If you’re looking to read up on this, there are a lot of places to do so. Consumerist has a good, clear, general write-up. If you want a deeper dive, Brian Krebs has a good blog post about it. And if you just want to wade into the muck, there’s a mega-thread at the personal finance sub-reddit that’s everything a reddit mega-thread tends to be: a fair amount of useful information, mixed with a lot of nonsense. (But it’s fun to read.)

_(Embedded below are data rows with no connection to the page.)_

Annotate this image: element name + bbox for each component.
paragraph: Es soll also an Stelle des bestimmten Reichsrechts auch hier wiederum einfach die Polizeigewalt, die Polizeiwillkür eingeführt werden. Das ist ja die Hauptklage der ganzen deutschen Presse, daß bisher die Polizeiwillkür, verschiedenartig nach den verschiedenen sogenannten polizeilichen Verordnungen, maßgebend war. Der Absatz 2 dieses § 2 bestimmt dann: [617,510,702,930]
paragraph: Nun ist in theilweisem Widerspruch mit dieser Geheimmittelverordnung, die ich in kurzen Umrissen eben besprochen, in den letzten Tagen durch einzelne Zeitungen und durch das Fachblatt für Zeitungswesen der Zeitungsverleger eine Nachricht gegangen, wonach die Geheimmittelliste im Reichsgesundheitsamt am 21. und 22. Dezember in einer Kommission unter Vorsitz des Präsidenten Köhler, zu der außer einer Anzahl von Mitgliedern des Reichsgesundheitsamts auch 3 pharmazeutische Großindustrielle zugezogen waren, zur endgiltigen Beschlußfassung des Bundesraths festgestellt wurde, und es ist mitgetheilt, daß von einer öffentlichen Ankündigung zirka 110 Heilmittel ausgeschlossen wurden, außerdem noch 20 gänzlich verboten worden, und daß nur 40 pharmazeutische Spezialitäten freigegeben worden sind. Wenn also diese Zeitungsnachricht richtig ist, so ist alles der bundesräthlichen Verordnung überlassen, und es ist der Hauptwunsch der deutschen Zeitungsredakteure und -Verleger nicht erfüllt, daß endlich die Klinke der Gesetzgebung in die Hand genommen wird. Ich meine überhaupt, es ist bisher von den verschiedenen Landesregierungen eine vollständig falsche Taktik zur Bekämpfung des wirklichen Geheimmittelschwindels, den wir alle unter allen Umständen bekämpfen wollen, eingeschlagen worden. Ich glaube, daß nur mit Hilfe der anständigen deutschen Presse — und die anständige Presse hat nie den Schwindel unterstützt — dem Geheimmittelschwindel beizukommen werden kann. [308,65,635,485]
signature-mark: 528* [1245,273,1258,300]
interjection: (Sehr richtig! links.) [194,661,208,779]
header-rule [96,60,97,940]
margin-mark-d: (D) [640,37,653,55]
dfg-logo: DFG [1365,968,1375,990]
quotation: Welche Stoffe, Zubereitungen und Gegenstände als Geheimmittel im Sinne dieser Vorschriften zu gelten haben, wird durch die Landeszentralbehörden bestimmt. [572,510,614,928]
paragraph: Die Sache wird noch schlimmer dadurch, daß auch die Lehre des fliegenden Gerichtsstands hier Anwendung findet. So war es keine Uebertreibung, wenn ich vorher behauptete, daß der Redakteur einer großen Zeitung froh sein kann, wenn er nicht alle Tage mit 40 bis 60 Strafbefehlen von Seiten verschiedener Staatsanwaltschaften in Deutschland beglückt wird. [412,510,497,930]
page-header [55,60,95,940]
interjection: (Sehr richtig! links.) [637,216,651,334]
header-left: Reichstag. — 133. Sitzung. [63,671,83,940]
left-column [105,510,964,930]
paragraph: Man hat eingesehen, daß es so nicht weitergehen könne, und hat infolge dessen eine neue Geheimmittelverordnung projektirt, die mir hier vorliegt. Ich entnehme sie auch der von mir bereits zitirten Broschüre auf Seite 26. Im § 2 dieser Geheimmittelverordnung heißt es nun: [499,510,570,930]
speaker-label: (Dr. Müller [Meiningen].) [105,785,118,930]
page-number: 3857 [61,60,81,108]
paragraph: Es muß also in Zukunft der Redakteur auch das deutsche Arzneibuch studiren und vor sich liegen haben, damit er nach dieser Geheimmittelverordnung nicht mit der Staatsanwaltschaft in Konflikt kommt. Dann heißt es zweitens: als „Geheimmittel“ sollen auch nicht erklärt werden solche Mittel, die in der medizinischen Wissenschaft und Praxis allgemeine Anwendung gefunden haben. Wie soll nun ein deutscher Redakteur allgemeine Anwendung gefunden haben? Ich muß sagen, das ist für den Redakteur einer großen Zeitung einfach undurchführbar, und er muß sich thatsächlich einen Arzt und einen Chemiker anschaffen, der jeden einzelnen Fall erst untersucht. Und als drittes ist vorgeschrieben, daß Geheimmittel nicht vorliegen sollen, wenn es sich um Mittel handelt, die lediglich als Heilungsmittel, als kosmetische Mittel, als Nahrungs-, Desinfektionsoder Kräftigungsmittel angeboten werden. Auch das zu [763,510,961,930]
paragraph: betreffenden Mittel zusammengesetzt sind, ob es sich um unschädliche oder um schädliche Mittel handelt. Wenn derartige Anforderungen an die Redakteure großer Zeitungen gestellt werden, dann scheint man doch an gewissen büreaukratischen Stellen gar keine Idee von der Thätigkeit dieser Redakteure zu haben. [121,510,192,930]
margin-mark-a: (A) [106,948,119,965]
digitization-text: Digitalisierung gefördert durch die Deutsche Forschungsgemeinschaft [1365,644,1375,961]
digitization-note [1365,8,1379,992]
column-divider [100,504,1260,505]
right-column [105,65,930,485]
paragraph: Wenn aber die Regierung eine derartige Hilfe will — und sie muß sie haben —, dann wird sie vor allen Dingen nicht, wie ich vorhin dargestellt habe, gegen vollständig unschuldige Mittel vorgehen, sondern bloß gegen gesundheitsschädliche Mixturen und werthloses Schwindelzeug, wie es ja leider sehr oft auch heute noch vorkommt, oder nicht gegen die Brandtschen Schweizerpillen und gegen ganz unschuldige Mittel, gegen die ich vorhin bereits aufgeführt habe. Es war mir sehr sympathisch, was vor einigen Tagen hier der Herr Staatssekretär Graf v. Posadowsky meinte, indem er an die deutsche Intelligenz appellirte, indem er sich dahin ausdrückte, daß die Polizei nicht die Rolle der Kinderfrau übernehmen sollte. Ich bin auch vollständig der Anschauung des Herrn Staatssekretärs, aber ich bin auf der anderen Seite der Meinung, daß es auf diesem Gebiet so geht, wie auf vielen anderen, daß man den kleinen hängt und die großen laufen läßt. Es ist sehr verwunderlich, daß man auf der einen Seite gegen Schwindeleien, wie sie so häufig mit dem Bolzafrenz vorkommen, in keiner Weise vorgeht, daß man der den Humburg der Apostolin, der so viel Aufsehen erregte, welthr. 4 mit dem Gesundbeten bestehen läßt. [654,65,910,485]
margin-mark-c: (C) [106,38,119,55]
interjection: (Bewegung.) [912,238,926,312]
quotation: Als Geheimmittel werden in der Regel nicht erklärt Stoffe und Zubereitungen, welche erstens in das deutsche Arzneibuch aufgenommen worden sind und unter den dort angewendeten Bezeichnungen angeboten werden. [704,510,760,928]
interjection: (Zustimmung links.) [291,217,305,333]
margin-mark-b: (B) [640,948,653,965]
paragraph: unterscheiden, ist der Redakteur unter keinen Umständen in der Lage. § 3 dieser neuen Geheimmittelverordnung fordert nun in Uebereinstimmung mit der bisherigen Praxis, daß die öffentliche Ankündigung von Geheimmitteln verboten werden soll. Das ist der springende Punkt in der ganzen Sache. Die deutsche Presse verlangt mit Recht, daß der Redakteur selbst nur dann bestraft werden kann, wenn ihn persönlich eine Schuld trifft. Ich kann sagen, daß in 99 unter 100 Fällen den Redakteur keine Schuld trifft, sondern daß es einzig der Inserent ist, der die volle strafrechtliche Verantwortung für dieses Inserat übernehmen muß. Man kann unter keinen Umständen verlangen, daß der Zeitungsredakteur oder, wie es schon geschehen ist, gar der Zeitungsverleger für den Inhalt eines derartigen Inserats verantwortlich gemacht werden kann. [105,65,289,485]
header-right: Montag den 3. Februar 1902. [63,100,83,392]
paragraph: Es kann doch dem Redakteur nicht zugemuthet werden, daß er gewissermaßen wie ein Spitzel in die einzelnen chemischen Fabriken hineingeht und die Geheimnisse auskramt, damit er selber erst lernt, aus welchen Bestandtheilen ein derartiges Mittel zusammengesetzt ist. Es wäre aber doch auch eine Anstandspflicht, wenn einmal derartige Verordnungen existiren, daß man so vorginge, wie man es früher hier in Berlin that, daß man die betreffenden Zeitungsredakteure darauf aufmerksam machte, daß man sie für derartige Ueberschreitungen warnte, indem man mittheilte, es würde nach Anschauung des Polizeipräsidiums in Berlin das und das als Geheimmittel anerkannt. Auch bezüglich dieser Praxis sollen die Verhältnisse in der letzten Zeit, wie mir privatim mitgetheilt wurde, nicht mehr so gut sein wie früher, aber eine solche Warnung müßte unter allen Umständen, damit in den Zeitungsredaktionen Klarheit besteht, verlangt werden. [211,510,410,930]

What am I personally going to do? Well, I already check my credit report on a fairly regular basis. I last checked it in December 2016, so I’ll try to remember to check it again at the end of this year. If there’s any short-term fallout from the breach, it’ll probably be visible on the reports by year-end. And I know I should do that credit freeze thing, but honestly I’m probably not going to. I’ll see if I can talk myself into it.

And I was initially going to sign up for the free year of credit monitoring through Equifax, but now that I’m thinking about the auto-renew thing, I think I should skip that. I’m betting that Equifax will make the process of canceling before the auto-renew fairly annoying and onerous. And I’ll probably forget to do it anyway. I can get free credit monitoring through my AAA membership, so maybe I should sign up for that. (They appear to be using Experian’s service.)

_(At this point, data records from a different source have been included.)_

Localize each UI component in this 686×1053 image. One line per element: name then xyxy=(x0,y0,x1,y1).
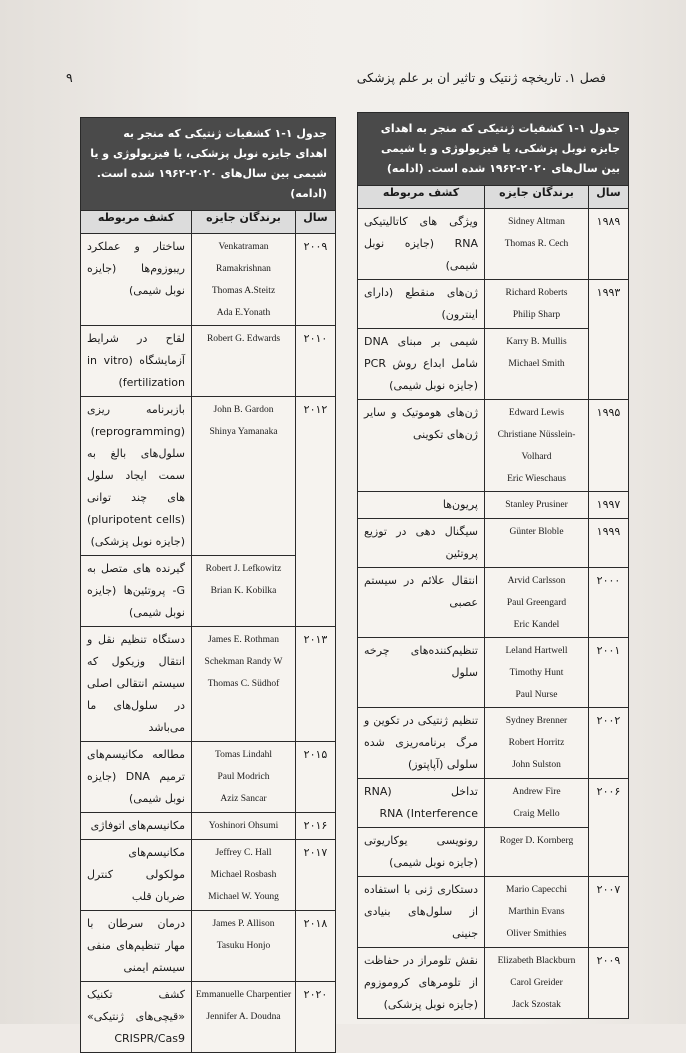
year-cell: ۲۰۰۹ xyxy=(296,234,336,326)
winner-name: Eric Wieschaus xyxy=(507,474,566,484)
winner-name: Roger D. Kornberg xyxy=(499,836,574,846)
year-cell: ۲۰۲۰ xyxy=(296,982,336,1053)
discovery-cell: پریون‌ها xyxy=(358,492,485,519)
discovery-cell: مکانیسم‌های اتوفاژی xyxy=(81,813,192,840)
table-row xyxy=(358,948,629,1019)
table-row xyxy=(81,326,336,397)
discovery-cell: ساختار و عملکرد ریبوزوم‌ها (جایزه نوبل شیمی) xyxy=(81,234,192,326)
winner-name: Sidney Altman xyxy=(508,217,565,227)
year-cell: ۲۰۱۰ xyxy=(296,326,336,397)
discovery-cell: رونویسی یوکاریوتی (جایزه نوبل شیمی) xyxy=(358,828,485,877)
table-row xyxy=(81,627,336,742)
winners-cell xyxy=(192,982,296,1053)
winners-cell xyxy=(192,627,296,742)
year-cell: ۲۰۰۰ xyxy=(589,568,629,638)
winners-cell xyxy=(192,326,296,397)
year-cell: ۱۹۹۳ xyxy=(589,280,629,400)
table-row xyxy=(81,911,336,982)
winner-name: Robert J. Lefkowitz xyxy=(205,564,282,574)
table-row xyxy=(81,397,336,556)
page-number: ۹ xyxy=(66,70,73,85)
discovery-cell: ژن‌های منقطع (دارای اینترون) xyxy=(358,280,485,329)
table-row xyxy=(81,742,336,813)
winners-cell xyxy=(485,568,589,638)
year-cell: ۲۰۱۷ xyxy=(296,840,336,911)
winners-cell xyxy=(485,329,589,400)
winner-name: Craig Mello xyxy=(513,809,560,819)
winner-name: Thomas C. Südhof xyxy=(207,679,280,689)
winner-name: Paul Greengard xyxy=(506,598,567,608)
winners-cell xyxy=(485,828,589,877)
winners-cell xyxy=(192,397,296,556)
table-row xyxy=(358,492,629,519)
winners-cell xyxy=(485,948,589,1019)
year-cell: ۲۰۱۳ xyxy=(296,627,336,742)
winners-cell xyxy=(192,813,296,840)
discovery-cell: ویژگی های کاتالیتیکی RNA (جایزه نوبل شیمی) xyxy=(358,209,485,280)
winner-name: Mario Capecchi xyxy=(506,885,567,895)
table-row xyxy=(81,234,336,326)
winner-name: Tasuku Honjo xyxy=(216,941,271,951)
winner-name: John Sulston xyxy=(512,760,561,770)
discovery-cell: نقش تلومراز در حفاظت از تلومرهای کروموزوم (جایزه نوبل پزشکی) xyxy=(358,948,485,1019)
discovery-cell: سیگنال دهی در توزیع پروتئین xyxy=(358,519,485,568)
winners-cell xyxy=(485,708,589,779)
winner-name: Shinya Yamanaka xyxy=(209,427,278,437)
year-cell: ۲۰۰۹ xyxy=(589,948,629,1019)
table-row xyxy=(358,828,629,877)
discovery-cell: تداخل (RNA Interference) RNA xyxy=(358,779,485,828)
discovery-cell: بازبرنامه ریزی (reprogramming) سلول‌های بالغ به سمت ایجاد سلول های چند توانی (pluripotent cells) (جایزه نوبل پزشکی) xyxy=(81,397,192,556)
winners-cell xyxy=(485,400,589,492)
table-row xyxy=(358,400,629,492)
table-row xyxy=(81,813,336,840)
winner-name: Michael Rosbash xyxy=(210,870,277,880)
winners-cell xyxy=(485,877,589,948)
winner-name: Yoshinori Ohsumi xyxy=(208,821,279,831)
winner-name: Günter Bloble xyxy=(509,527,564,537)
year-cell: ۱۹۹۷ xyxy=(589,492,629,519)
table-row xyxy=(81,982,336,1053)
discovery-cell: دستگاه تنظیم نقل و انتقال وزیکول که سیستم انتقالی اصلی در سلول‌های ما می‌باشد xyxy=(81,627,192,742)
discovery-cell: لقاح در شرایط آزمایشگاه (in vitro fertilization) xyxy=(81,326,192,397)
header-winners: برندگان جایزه xyxy=(192,211,296,234)
winner-name: Jennifer A. Doudna xyxy=(206,1012,281,1022)
discovery-cell: دستکاری ژنی با استفاده از سلول‌های بنیادی جنینی xyxy=(358,877,485,948)
discovery-cell: درمان سرطان با مهار تنظیم‌های منفی سیستم ایمنی xyxy=(81,911,192,982)
winner-name: James E. Rothman xyxy=(208,635,279,645)
winner-name: Emmanuelle Charpentier xyxy=(195,990,292,1000)
table-row xyxy=(358,568,629,638)
discovery-cell: تنظیم‌کننده‌های چرخه سلول xyxy=(358,638,485,708)
year-cell: ۲۰۰۲ xyxy=(589,708,629,779)
winner-name: Leland Hartwell xyxy=(505,646,568,656)
winners-cell xyxy=(485,209,589,280)
winner-name: Paul Nurse xyxy=(515,690,558,700)
header-year: سال xyxy=(589,186,629,209)
winner-name: Robert G. Edwards xyxy=(206,334,281,344)
winner-name: Christiane Nüsslein-Volhard xyxy=(497,430,576,462)
winners-cell xyxy=(192,234,296,326)
table-row xyxy=(358,209,629,280)
winner-name: Andrew Fire xyxy=(512,787,561,797)
winner-name: Marthin Evans xyxy=(508,907,565,917)
winner-name: Thomas R. Cech xyxy=(504,239,569,249)
winners-cell xyxy=(192,840,296,911)
year-cell: ۲۰۰۱ xyxy=(589,638,629,708)
winner-name: Eric Kandel xyxy=(513,620,560,630)
year-cell: ۲۰۱۸ xyxy=(296,911,336,982)
winner-name: John B. Gardon xyxy=(213,405,274,415)
year-cell: ۲۰۱۶ xyxy=(296,813,336,840)
winner-name: Aziz Sancar xyxy=(220,794,267,804)
winner-name: Elizabeth Blackburn xyxy=(497,956,576,966)
winner-name: Tomas Lindahl xyxy=(214,750,273,760)
table-header-row xyxy=(358,186,629,209)
winner-name: Jeffrey C. Hall xyxy=(215,848,272,858)
winner-name: Carol Greider xyxy=(510,978,563,988)
table-row xyxy=(358,329,629,400)
winners-cell xyxy=(485,638,589,708)
winner-name: Stanley Prusiner xyxy=(505,500,568,510)
running-header xyxy=(66,70,606,85)
winner-name: Jack Szostak xyxy=(512,1000,561,1010)
header-discovery: کشف مربوطه xyxy=(81,211,192,234)
header-year: سال xyxy=(296,211,336,234)
winner-name: Robert Horritz xyxy=(508,738,565,748)
table-row xyxy=(358,708,629,779)
winners-cell xyxy=(192,742,296,813)
year-cell: ۱۹۹۹ xyxy=(589,519,629,568)
table-row xyxy=(358,779,629,828)
discovery-cell: شیمی بر مبنای DNA شامل ابداع روش PCR (جایزه نوبل شیمی) xyxy=(358,329,485,400)
discovery-cell: کشف تکنیک «قیچی‌های ژنتیکی» CRISPR/Cas9 xyxy=(81,982,192,1053)
winners-cell xyxy=(485,492,589,519)
winner-name: Venkatraman Ramakrishnan xyxy=(216,242,271,274)
table-row xyxy=(358,519,629,568)
winner-name: Schekman Randy W xyxy=(204,657,283,667)
winner-name: Ada E.Yonath xyxy=(216,308,271,318)
year-cell: ۱۹۸۹ xyxy=(589,209,629,280)
winners-cell xyxy=(485,519,589,568)
winners-cell xyxy=(192,556,296,627)
winner-name: James P. Allison xyxy=(212,919,275,929)
table-caption: جدول ۱-۱ کشفیات ژنتیکی که منجر به اهدای جایزه نوبل پزشکی، یا فیزیولوژی و یا شیمی بین سال‌های ۲۰۲۰-۱۹۶۲ شده است. (ادامه) xyxy=(358,113,629,186)
table-row xyxy=(81,840,336,911)
year-cell: ۲۰۰۷ xyxy=(589,877,629,948)
table-caption: جدول ۱-۱ کشفیات ژنتیکی که منجر به اهدای جایزه نوبل پزشکی، یا فیزیولوژی و یا شیمی بین سال‌های ۲۰۲۰-۱۹۶۲ شده است. (ادامه) xyxy=(81,118,336,211)
nobel-table-right xyxy=(357,112,629,1019)
winner-name: Sydney Brenner xyxy=(505,716,568,726)
winner-name: Paul Modrich xyxy=(217,772,270,782)
winners-cell xyxy=(485,779,589,828)
discovery-cell: مطالعه مکانیسم‌های ترمیم DNA (جایزه نوبل شیمی) xyxy=(81,742,192,813)
winners-cell xyxy=(192,911,296,982)
header-winners: برندگان جایزه xyxy=(485,186,589,209)
discovery-cell: گیرنده های متصل به G- پروتئین‌ها (جایزه نوبل شیمی) xyxy=(81,556,192,627)
winner-name: Arvid Carlsson xyxy=(507,576,566,586)
winner-name: Richard Roberts xyxy=(505,288,568,298)
winner-name: Karry B. Mullis xyxy=(506,337,567,347)
table-row xyxy=(358,638,629,708)
table-row xyxy=(358,280,629,329)
winner-name: Michael W. Young xyxy=(208,892,279,902)
table-row xyxy=(358,877,629,948)
discovery-cell: ژن‌های هوموتیک و سایر ژن‌های تکوینی xyxy=(358,400,485,492)
discovery-cell: انتقال علائم در سیستم عصبی xyxy=(358,568,485,638)
winner-name: Edward Lewis xyxy=(508,408,565,418)
winner-name: Thomas A.Steitz xyxy=(211,286,276,296)
winner-name: Philip Sharp xyxy=(512,310,561,320)
year-cell: ۲۰۱۵ xyxy=(296,742,336,813)
winner-name: Oliver Smithies xyxy=(506,929,567,939)
discovery-cell: مکانیسم‌های مولکولی کنترل ضربان قلب xyxy=(81,840,192,911)
year-cell: ۲۰۰۶ xyxy=(589,779,629,877)
table-header-row xyxy=(81,211,336,234)
nobel-table-left xyxy=(80,117,336,1053)
year-cell: ۱۹۹۵ xyxy=(589,400,629,492)
winner-name: Timothy Hunt xyxy=(509,668,564,678)
winner-name: Michael Smith xyxy=(508,359,565,369)
winner-name: Brian K. Kobilka xyxy=(210,586,277,596)
winners-cell xyxy=(485,280,589,329)
year-cell: ۲۰۱۲ xyxy=(296,397,336,627)
header-discovery: کشف مربوطه xyxy=(358,186,485,209)
chapter-title: فصل ۱. تاریخچه ژنتیک و تاثیر ان بر علم پزشکی xyxy=(356,70,606,85)
discovery-cell: تنظیم ژنتیکی در تکوین و مرگ برنامه‌ریزی شده سلولی (آپاپتوز) xyxy=(358,708,485,779)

Warren Ellis – a useful quote

I find myself collecting little quotes from Warren Ellis’ Orbital Operations newsletter, as I read through the backlog that I’ve allowed to pile up in my email. Here’s a good one, from July 2016:

Remember – your internet has an off button, and so does your news.  It’s okay to turn the volume down, and even to turn it off. There’s no shame in self care and pausing to take a breath before you re-immerse yourself in the world and its velocity.

…Which isn’t to say that you shouldn’t skip work to watch the James Comey testimony today, if you want to.

Philip Roth on Trump

Coincidentally, after reading a fairly old New Yorker article about Philip Roth over the weekend, and blogging about it, I saw today that the New Yorker reached out to Roth for comment on Trump, and any similarity between the Trump administration and the fictional Lindbergh administration from his novel “The Plot Against America.” He has a few interesting things to say, though nothing particularly unexpected.

I’m still curious about “The Plot Against America.” I’m going to have to pick it up and read it at some point.

Harvesting Government History

Here’s an interesting article about a group of librarians archiving pages from federal websites, prior to the start of the new administration:

The ritual has taken on greater urgency this year, Mr. Phillips said, out of concern that certain pages may be more vulnerable than usual because they contain scientific data for which Mr. Trump and some of his allies have expressed hostility or contempt.

Source: Harvesting Government History, One Web Page at a Time

I would have assumed that something like this would just be done as a matter of course by archive.org, but I guess it is a big enough job that it needs some human guidance and curation, beyond just pointing a web crawler at *.gov and calling it a day. The Times article doesn’t mention archive.org, but they are involved:

…the Internet Archive, along with partners from the Library of Congress, University of North Texas, George Washington University, Stanford University, California Digital Library, and other public and private libraries, are hard at work on the End of Term Web Archive, a wide-ranging effort to preserve the entirety of the federal government web presence, especially the .gov and .mil domains, along with federal websites on other domains and official government social media accounts.

As a cynic, I want to say that this is largely pointless, but I guess I do still have some hope for the future, since I’m actually kind of enthusiastic about this. It seems like the kind of thing my brother Patrick (who was a librarian) would have been interested in. (Though he, too, was a bit of a cynic at times.)